Religion always instructs us to do good and accumulate virtue so that we may ascend to heaven after death — in reality, this is meant to ease people’s fear of the unknown, of death. Naturalists, for their part, emphasize letting nature take its course, passing through death calmly and peacefully — which, in effect, is also a way of diluting the concept of death. Freud, that analytical madman, is probably the first person I can think of who brought death up close. He classified death as one of humanity’s primal instincts, calling it the “death instinct” (as opposed to the “life instinct”) — for example, humanity’s tendency to wage war and destroy is, in his view, a direct expression of the death instinct. Not long after Freud’s ideas held sway, humanistic schools of thought — parapsychology, transpersonal psychology, and other doctrines connected to “spirits” — began emerging one after another… the paranormal kept resurfacing, like a ghost that simply refuses to disperse.
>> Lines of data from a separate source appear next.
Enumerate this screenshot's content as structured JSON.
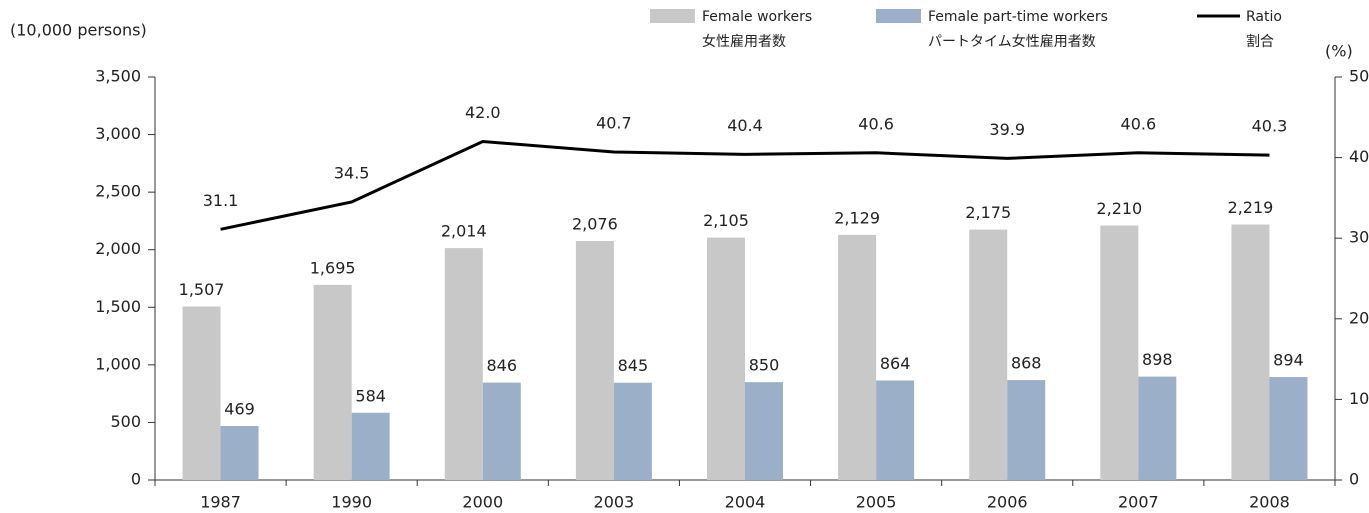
{
  "chart_data": {
    "type": "bar",
    "y_label": "(10,000 persons)",
    "y2_label": "(%)",
    "categories": [
      "1987",
      "1990",
      "2000",
      "2003",
      "2004",
      "2005",
      "2006",
      "2007",
      "2008"
    ],
    "series": [
      {
        "name": "Female workers",
        "name_ja": "女性雇用者数",
        "type": "bar",
        "color": "#c8c8c8",
        "values": [
          1507,
          1695,
          2014,
          2076,
          2105,
          2129,
          2175,
          2210,
          2219
        ],
        "value_labels": [
          "1,507",
          "1,695",
          "2,014",
          "2,076",
          "2,105",
          "2,129",
          "2,175",
          "2,210",
          "2,219"
        ]
      },
      {
        "name": "Female part-time workers",
        "name_ja": "パートタイム女性雇用者数",
        "type": "bar",
        "color": "#9bb0c8",
        "values": [
          469,
          584,
          846,
          845,
          850,
          864,
          868,
          898,
          894
        ]
      },
      {
        "name": "Ratio",
        "name_ja": "割合",
        "type": "line",
        "axis": "y2",
        "color": "#000000",
        "values": [
          31.1,
          34.5,
          42.0,
          40.7,
          40.4,
          40.6,
          39.9,
          40.6,
          40.3
        ],
        "value_labels": [
          "31.1",
          "34.5",
          "42.0",
          "40.7",
          "40.4",
          "40.6",
          "39.9",
          "40.6",
          "40.3"
        ]
      }
    ],
    "ylim": [
      0,
      3500
    ],
    "yticks": [
      0,
      500,
      {
        "value": 1000,
        "label": "1,000"
      },
      {
        "value": 1500,
        "label": "1,500"
      },
      {
        "value": 2000,
        "label": "2,000"
      },
      {
        "value": 2500,
        "label": "2,500"
      },
      {
        "value": 3000,
        "label": "3,000"
      },
      {
        "value": 3500,
        "label": "3,500"
      }
    ],
    "y2lim": [
      0,
      50
    ],
    "y2ticks": [
      0,
      10,
      20,
      30,
      40,
      50
    ],
    "grid": false
  }
}
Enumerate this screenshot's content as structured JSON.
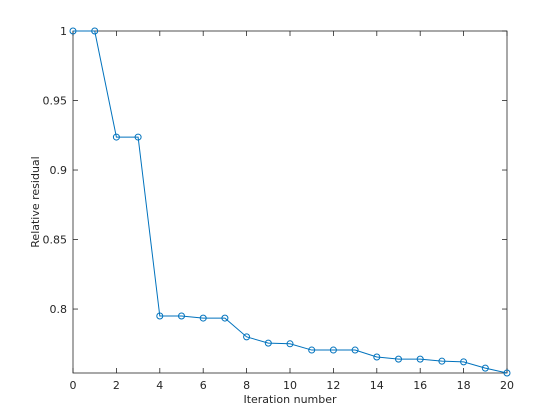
{
  "chart_data": {
    "type": "line",
    "xlabel": "Iteration number",
    "ylabel": "Relative residual",
    "x": [
      0,
      1,
      2,
      3,
      4,
      5,
      6,
      7,
      8,
      9,
      10,
      11,
      12,
      13,
      14,
      15,
      16,
      17,
      18,
      19,
      20
    ],
    "series": [
      {
        "color": "#0072bd",
        "marker": "circle",
        "values": [
          1,
          1,
          0.9237,
          0.9237,
          0.795,
          0.795,
          0.7935,
          0.7935,
          0.78,
          0.7755,
          0.775,
          0.7705,
          0.7705,
          0.7705,
          0.7655,
          0.764,
          0.764,
          0.7625,
          0.762,
          0.7575,
          0.754
        ]
      }
    ],
    "xlim": [
      0,
      20
    ],
    "ylim": [
      0.754,
      1
    ],
    "xticks": [
      0,
      2,
      4,
      6,
      8,
      10,
      12,
      14,
      16,
      18,
      20
    ],
    "yticks": [
      0.8,
      0.85,
      0.9,
      0.95,
      1
    ],
    "grid": false
  }
}
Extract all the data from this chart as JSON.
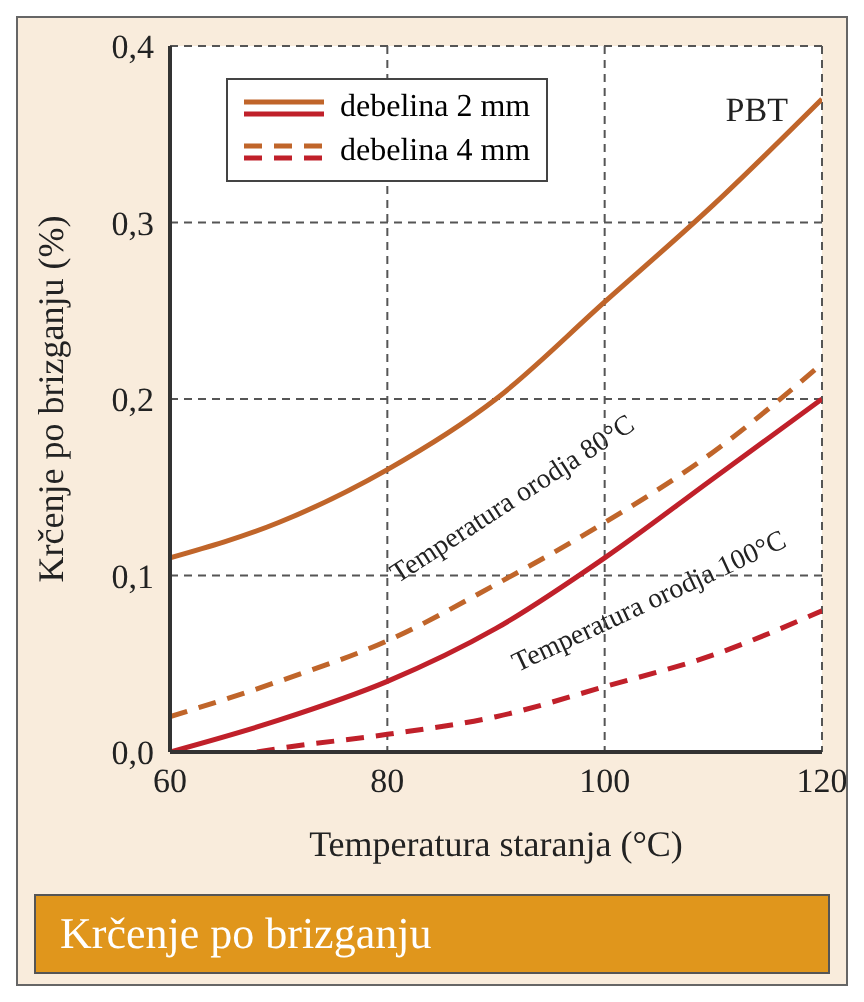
{
  "chart_data": {
    "type": "line",
    "title": "Krčenje po brizganju",
    "xlabel": "Temperatura staranja (°C)",
    "ylabel": "Krčenje po brizganju (%)",
    "x": [
      60,
      70,
      80,
      90,
      100,
      110,
      120
    ],
    "series": [
      {
        "name": "debelina 2 mm",
        "color": "#c0652a",
        "line_style": "solid",
        "values": [
          0.11,
          0.13,
          0.16,
          0.2,
          0.255,
          0.31,
          0.37
        ]
      },
      {
        "name": "debelina 4 mm",
        "color": "#c0652a",
        "line_style": "dashed",
        "values": [
          0.02,
          0.04,
          0.063,
          0.095,
          0.13,
          0.17,
          0.22
        ]
      },
      {
        "color": "#c0202a",
        "line_style": "solid",
        "values": [
          0.0,
          0.018,
          0.04,
          0.07,
          0.11,
          0.155,
          0.2
        ]
      },
      {
        "color": "#c0202a",
        "line_style": "dashed",
        "x": [
          68,
          70,
          80,
          90,
          100,
          110,
          120
        ],
        "values": [
          0.0,
          0.002,
          0.01,
          0.02,
          0.037,
          0.055,
          0.08
        ]
      }
    ],
    "xlim": [
      60,
      120
    ],
    "xticks": [
      60,
      80,
      100,
      120
    ],
    "ylim": [
      0,
      0.4
    ],
    "yticks": [
      {
        "value": 0,
        "label": "0,0"
      },
      {
        "value": 0.1,
        "label": "0,1"
      },
      {
        "value": 0.2,
        "label": "0,2"
      },
      {
        "value": 0.3,
        "label": "0,3"
      },
      {
        "value": 0.4,
        "label": "0,4"
      }
    ],
    "grid": true,
    "legend": "top left",
    "marker": "none",
    "annotations": [
      "PBT",
      "Temperatura orodja 80°C",
      "Temperatura orodja 100°C"
    ]
  }
}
Death really is like this — leaving us utterly at a loss for words, yet at the same time filling us with dread. This, I think, is the essential nature of all mysterious things. Once you peel back death’s many veils, perhaps it really is just as the Ci Hai says: merely the opposite of life, merely a definition humans have assigned to something. Put more plainly, it’s nothing more than a disease everyone eventually contracts — a disease that no amount of effort, across however many years or generations, has ever managed to cure. Or perhaps, like “life,” it too is merely a matter of form — its product simply invisible to us.